La inclinación predominante en los trabajos que comento es sin embargo nacionalista y populista. Se insinúa por ejemplo que el país debería incumplir su deuda externa –opción más fácil y oportunista que la de hacer un ajuste fiscal–, o que las pensiones sean generosas manteniendo una mezquina base de financiamiento, sin importar que agranden el hueco fiscal. Molina muestra que la deuda territorial no es tan grande como la que supone la Misión y que es costoso el aprendizaje del manejo de la democracia en un país que pasó por 105 años de infantilismo local. Un breve comentario de Eduardo Lora sobre la propuesta de descentralización de la Misión Alesina es una crítica basada en el amplio conocimiento de causa y pone de presente la ausencia de propuestas tributarias con relación a los poderes locales, que acercarían el contribuyente al político, aumentarían la eficiencia, reducirían la corrupción y legitimarían los impuestos gastados en las necesidades más apremiantes de cada localidad, cuya mejor expresión es la administración de Bogotá. Esta ausencia refleja la creencia de la Misión Alesina en un estado muy, pero muy pequeño.


NOTAS AL PIE

1. Ver, mínimamente, Cukierman, “La economía de la banca central”, y los otros artículos incluidos en Aguirre, Junguito y Millar (1997); Piga (2000); Sánchez (1994); Kalmanovitz (2001) y Clavijo (2001).


REFERENCIAS BIBLIOGRÁFICAS

1. Aguirre, Ernesto; Junguito, Roberto; Miller, Geoffrey. La banca central en América Latina, Bogotá, Tercer Mundo Editores, 1997.

2. Clavijo, Sergio. “Banca Central y coordinación macroeconómica: El caso de Colombia”, Revista del Banco de la República 879, enero, 2001.

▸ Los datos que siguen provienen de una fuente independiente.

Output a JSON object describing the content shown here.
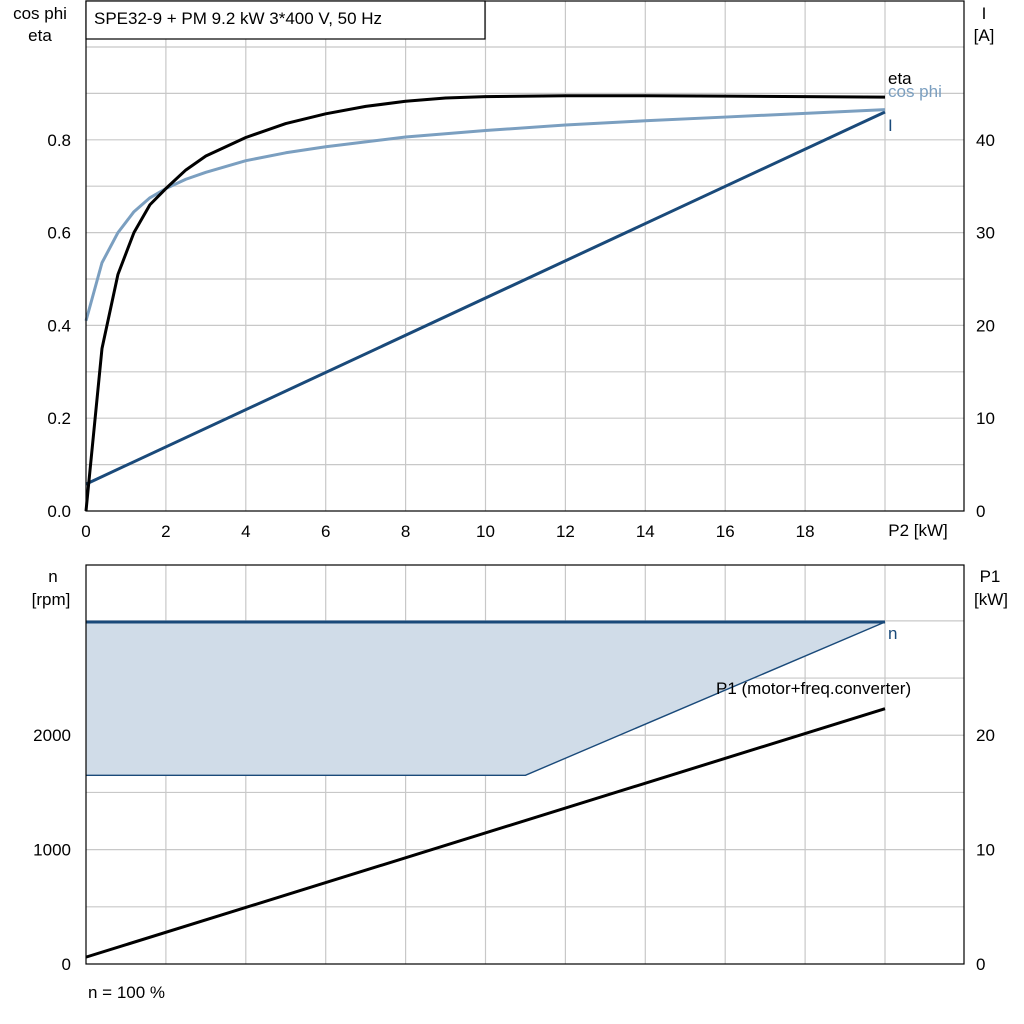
{
  "title": "SPE32-9 + PM   9.2 kW   3*400 V, 50 Hz",
  "footer": "n = 100 %",
  "colors": {
    "eta": "#000000",
    "cos_phi": "#7b9fc0",
    "current": "#1a4a7a",
    "speed": "#1a4a7a",
    "speed_fill": "#d0dce8",
    "p1": "#000000",
    "grid": "#c8c8c8"
  },
  "chart_data": [
    {
      "type": "line",
      "name": "top",
      "xlabel": "P2 [kW]",
      "ylabel_left": [
        "cos phi",
        "eta"
      ],
      "ylabel_right": [
        "I",
        "[A]"
      ],
      "xlim": [
        0,
        20
      ],
      "ylim_left": [
        0,
        1.0
      ],
      "ylim_right": [
        0,
        50
      ],
      "x_ticks": [
        "0",
        "2",
        "4",
        "6",
        "8",
        "10",
        "12",
        "14",
        "16",
        "18"
      ],
      "y_left_ticks": [
        "0.0",
        "0.2",
        "0.4",
        "0.6",
        "0.8"
      ],
      "y_right_ticks": [
        "0",
        "10",
        "20",
        "30",
        "40"
      ],
      "grid": true,
      "series": [
        {
          "name": "eta",
          "axis": "left",
          "color": "#000000",
          "x": [
            0,
            0.4,
            0.8,
            1.2,
            1.6,
            2.0,
            2.5,
            3,
            4,
            5,
            6,
            7,
            8,
            9,
            10,
            12,
            14,
            16,
            18,
            20
          ],
          "y": [
            0,
            0.35,
            0.51,
            0.6,
            0.66,
            0.695,
            0.735,
            0.765,
            0.805,
            0.835,
            0.856,
            0.872,
            0.883,
            0.89,
            0.893,
            0.895,
            0.895,
            0.894,
            0.893,
            0.892
          ]
        },
        {
          "name": "cos phi",
          "axis": "left",
          "color": "#7b9fc0",
          "x": [
            0,
            0.4,
            0.8,
            1.2,
            1.6,
            2.0,
            2.5,
            3,
            4,
            5,
            6,
            8,
            10,
            12,
            14,
            16,
            18,
            20
          ],
          "y": [
            0.41,
            0.535,
            0.6,
            0.645,
            0.675,
            0.695,
            0.715,
            0.73,
            0.755,
            0.772,
            0.785,
            0.806,
            0.82,
            0.832,
            0.841,
            0.849,
            0.857,
            0.865
          ]
        },
        {
          "name": "I",
          "axis": "right",
          "color": "#1a4a7a",
          "x": [
            0,
            20
          ],
          "y": [
            2.9,
            43
          ]
        }
      ]
    },
    {
      "type": "area",
      "name": "bottom",
      "ylabel_left": [
        "n",
        "[rpm]"
      ],
      "ylabel_right": [
        "P1",
        "[kW]"
      ],
      "xlim": [
        0,
        20
      ],
      "ylim_left": [
        0,
        3000
      ],
      "ylim_right": [
        0,
        30
      ],
      "y_left_ticks": [
        "0",
        "1000",
        "2000"
      ],
      "y_left_tick_values": [
        0,
        1000,
        2000
      ],
      "y_right_ticks": [
        "0",
        "10",
        "20"
      ],
      "y_right_tick_values": [
        0,
        10,
        20
      ],
      "grid": true,
      "n_max": {
        "x": [
          0,
          20
        ],
        "y": [
          2990,
          2990
        ]
      },
      "n_min_region": {
        "x": [
          0,
          11,
          20
        ],
        "y": [
          1650,
          1650,
          2990
        ]
      },
      "series": [
        {
          "name": "n",
          "axis": "left",
          "color": "#1a4a7a",
          "x": [
            0,
            20
          ],
          "y": [
            2990,
            2990
          ]
        },
        {
          "name": "P1 (motor+freq.converter)",
          "axis": "right",
          "color": "#000000",
          "x": [
            0,
            20
          ],
          "y": [
            0.6,
            22.3
          ]
        }
      ]
    }
  ]
}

3. Kalmanovitz, Salomón. “El Banco de la República como institución independiente”, Revista del Banco de la República 889, noviembre, 2001.

4. Piga, Gustavo. “Dependent and Accountable: Evidence from the Modern Theory of Central Banking”, Journal of Economic Surveys 14, 5, 2000.

5. Sánchez, Fabio. Ensayos de historia monetaria y bancaria de Colombia, Bogotá, Tercer Mundo Editores, 1994.